“Publius,” The Federalist XVI [Alexander Hamilton]
New-York Packet, December 4, 1787
When any union or confederacy of states or provinces decide to form a nation, it does so with its citizens knowing that members may “alarm the apprehensions, inflame the passions, and conciliate the good will even” in those states that were not “chargeable with any violation, or omission of duty” but had influence to be obtained. As Alexander Hamilton wrote in the Federalist XVI, when there are associates not found “at home, recourse would be had to the aid of foreign powers, who would seldom be disinclined to encouraging the dissentions of a confederacy, from the firm Union of which they had so much to fear.” The consequences of such an event are substantial: “When the sword is once drawn, the passions of men observe no bounds of moderation. The suggestions of wounded pride, the instigations of irritated resentment, would be apt to carry the States, against which the arms of the Union were exerted to any extremes necessary to revenge the affront, or to avoid the disgrace of submission. The first war of this kind would probably terminate in a dissolution of the Union.”

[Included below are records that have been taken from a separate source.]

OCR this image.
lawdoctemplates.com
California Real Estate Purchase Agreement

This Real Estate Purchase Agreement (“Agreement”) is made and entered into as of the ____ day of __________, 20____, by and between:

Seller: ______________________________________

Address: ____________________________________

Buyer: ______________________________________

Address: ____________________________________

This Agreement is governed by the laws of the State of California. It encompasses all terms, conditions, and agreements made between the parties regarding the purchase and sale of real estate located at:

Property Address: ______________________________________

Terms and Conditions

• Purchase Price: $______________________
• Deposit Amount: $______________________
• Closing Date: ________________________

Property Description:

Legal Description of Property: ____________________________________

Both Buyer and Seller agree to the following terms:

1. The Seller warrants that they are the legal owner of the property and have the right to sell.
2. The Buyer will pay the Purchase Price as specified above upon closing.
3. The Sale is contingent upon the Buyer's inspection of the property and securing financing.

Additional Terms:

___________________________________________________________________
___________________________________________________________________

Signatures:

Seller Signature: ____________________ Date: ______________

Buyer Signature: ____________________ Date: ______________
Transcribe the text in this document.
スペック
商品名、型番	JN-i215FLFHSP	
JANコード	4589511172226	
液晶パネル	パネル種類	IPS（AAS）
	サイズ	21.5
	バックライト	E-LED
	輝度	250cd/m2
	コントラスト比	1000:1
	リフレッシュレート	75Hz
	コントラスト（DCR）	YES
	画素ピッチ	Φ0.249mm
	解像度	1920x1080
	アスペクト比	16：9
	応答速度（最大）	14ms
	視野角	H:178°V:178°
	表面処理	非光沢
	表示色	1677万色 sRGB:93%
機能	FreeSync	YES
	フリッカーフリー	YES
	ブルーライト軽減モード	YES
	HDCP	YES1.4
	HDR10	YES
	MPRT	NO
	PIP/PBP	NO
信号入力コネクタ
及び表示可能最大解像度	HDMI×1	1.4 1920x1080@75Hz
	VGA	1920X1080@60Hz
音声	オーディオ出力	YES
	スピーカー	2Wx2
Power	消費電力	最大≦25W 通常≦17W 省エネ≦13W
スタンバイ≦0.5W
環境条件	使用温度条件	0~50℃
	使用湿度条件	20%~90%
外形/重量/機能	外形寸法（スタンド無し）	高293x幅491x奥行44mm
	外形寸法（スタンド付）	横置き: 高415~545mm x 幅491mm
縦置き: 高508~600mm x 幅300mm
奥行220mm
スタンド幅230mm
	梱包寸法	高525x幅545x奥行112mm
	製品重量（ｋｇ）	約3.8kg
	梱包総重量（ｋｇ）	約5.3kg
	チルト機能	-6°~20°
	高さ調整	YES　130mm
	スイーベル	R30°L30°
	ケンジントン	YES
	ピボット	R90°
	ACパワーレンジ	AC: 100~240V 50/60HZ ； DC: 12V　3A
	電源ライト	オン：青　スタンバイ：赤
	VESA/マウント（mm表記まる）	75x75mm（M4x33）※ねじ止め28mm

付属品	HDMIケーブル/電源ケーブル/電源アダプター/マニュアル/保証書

Hamilton went on to note that states, rather than turn to foreign powers, were more likely to “pursue the milder course of putting themselves upon an equal footing with the delinquent members.” However, some issues would inevitably divide the nation’s member states, and a portion of those issues would be likely to be “mortal feuds” that led to “revolutions and dismemberments of empire.” While no form of government is capable of avoiding those or controlling them altogether, Hamilton wrote, “[i]t is vain to hope to guard against events too mighty for human foresight or precaution, and it would be idle to object to a government because it could not perform impossibilities.”
The federal government and the state governments, as arranged in the draft Constitution, comprised a system that was and continues to be one that fosters compromise without states or the federal government having to seek assistance from foreign governments. Nonetheless, foreign powers, recognizing that a wedge can be put between the federal and state governments within the United States, will always seek to do so for their own benefit. Most notably, when there are issues that serve as a divide between the federal government and state governments and foreign powers take up those issues to their own benefit, the complications can be even more damaging than the “revolutions and dismemberments of empire” of which Hamilton warned. A foreign power may utilize tactics that are not only outside the traditions of the country but have no constructive value other than to the foreign power. For those reasons, even a failed attempt at foreign intervention can be detrimental and lead to long-term institutional damage that culminates in the revolution or dismemberment that a nation may fear most.